Die Erkenntnis, dass unser Gehirn so verdrahtet ist, dass es bestimmte auditive Hinweise gegenüber anderen bevorzugt, könnte sogar zu neuen Ansätzen für die Automatisierung und Verbesserung der Art und Weise führen, wie sprachaktivierte elektronische Schnittstellen Geräusche filtern, um verbale Befehle richtig zu erkennen.
Wie das Gehirn sich so effektiv auf eine einzige Stimme konzentrieren kann, ist ein Problem, das für die Unternehmen, die Verbrauchertechnologien herstellen, von großem Interesse ist, da der zukünftige Markt für alle Arten von elektronischen Geräten mit sprachaktiven Schnittstellen enorm ist. Die Spracherkennungstechnologien, die solche Schnittstellen wie Apples Siri ermöglichen, haben zwar in den letzten Jahren große Fortschritte gemacht, sind aber bei weitem noch nicht so ausgereift wie das menschliche Sprachsystem.

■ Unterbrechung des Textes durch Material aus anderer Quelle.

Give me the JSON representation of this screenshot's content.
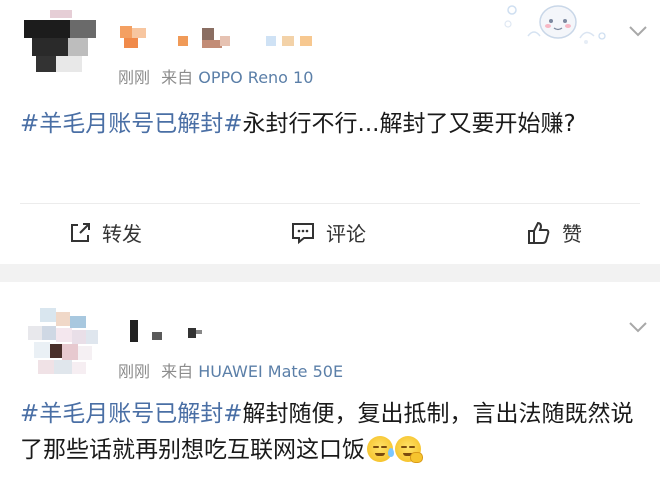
{
  "posts": [
    {
      "meta_time": "刚刚",
      "meta_from": "来自",
      "meta_device": "OPPO Reno 10",
      "topic": "#羊毛月账号已解封#",
      "text": "永封行不行...解封了又要开始赚?",
      "actions": {
        "repost": "转发",
        "comment": "评论",
        "like": "赞"
      }
    },
    {
      "meta_time": "刚刚",
      "meta_from": "来自",
      "meta_device": "HUAWEI Mate 50E",
      "topic": "#羊毛月账号已解封#",
      "text": "解封随便，复出抵制，言出法随既然说了那些话就再别想吃互联网这口饭",
      "emojis": [
        "sweat-smile-emoji",
        "salute-emoji"
      ]
    }
  ],
  "colors": {
    "topic": "#4a6fa5",
    "meta": "#8c8c8c",
    "device": "#5b7fa8",
    "separator": "#f2f2f2"
  }
}
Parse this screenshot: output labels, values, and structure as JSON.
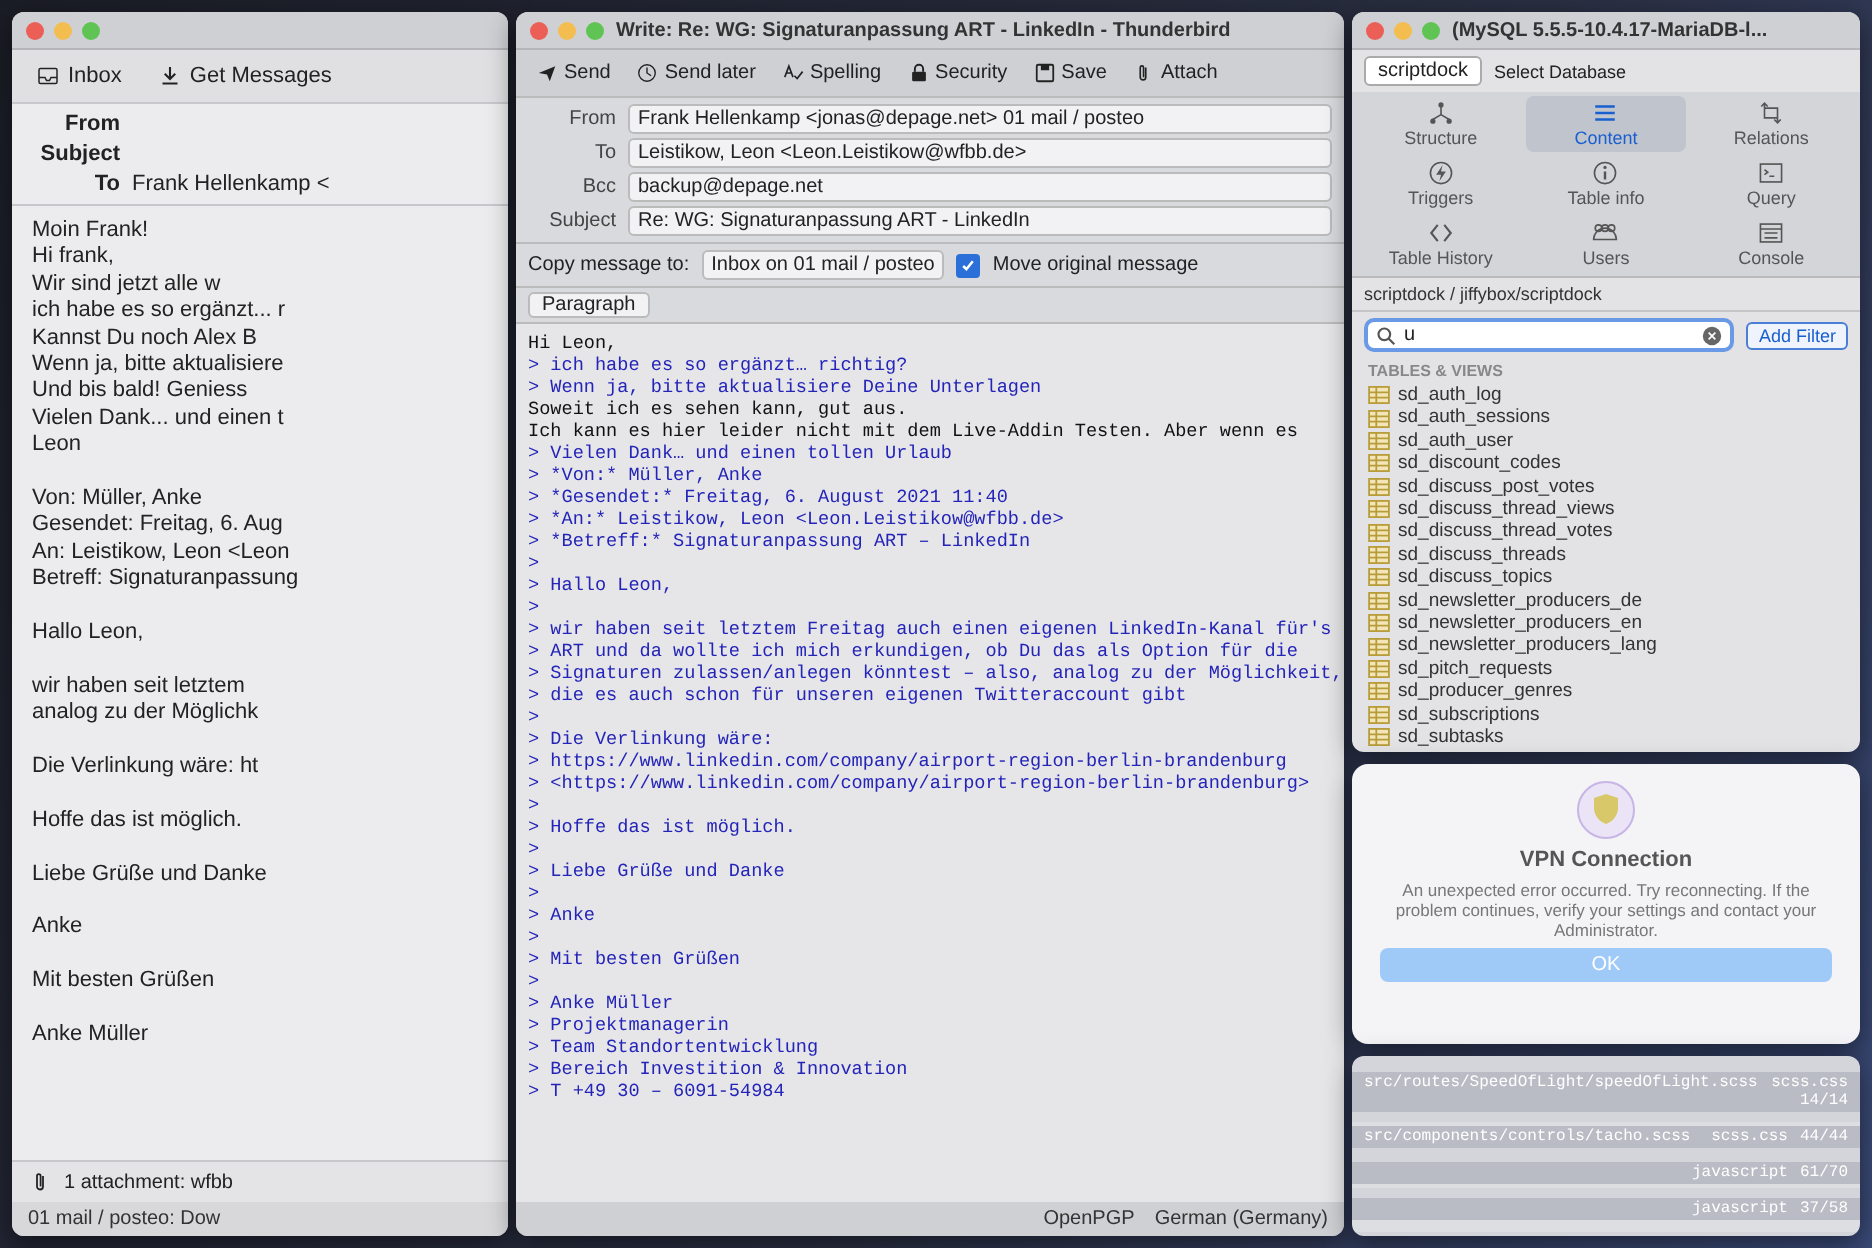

Ein durchschnittlicher Mensch kann einen lauten Raum betreten und mit relativer Leichtigkeit ein privates Gespräch führen – als ob alle anderen Stimmen im Raum stummgeschaltet wären. Tatsächlich, so Mesgarani, ein Ingenieur mit Erfahrung in der Forschung auf dem Gebiet der automatischen Spracherkennung, ist die Technik, die erforderlich ist, um eine einzelne verständliche Stimme von einer Kakophonie von Lautsprechern und Hintergrundgeräuschen zu trennen, ein erstaunlich schwieriges Problem.
Spracherkennung sei „etwas, das Menschen bemerkenswert gut können, aber es stellt sich heraus, dass die maschinelle Nachahmung dieser menschlichen Fähigkeit extrem schwierig ist.“
Der Artikel „Selective cortical representation of attended speaker in multi-talker speech perception“ von Nima Mesgarani und Edward F. Chang erscheint in der Ausgabe vom 19. April 2012 der Zeitschrift Nature.
Diese Arbeit wurde von den National Institutes of Health und der Ester A. and Joseph Klingenstein Foundation finanziert.
Die UCSF ist eine führende Universität, die sich der weltweiten Förderung der Gesundheit durch fortschrittliche biomedizinische Forschung, Graduiertenausbildung in den Biowissenschaften und Gesundheitsberufen sowie Spitzenleistungen in der Patientenversorgung widmet.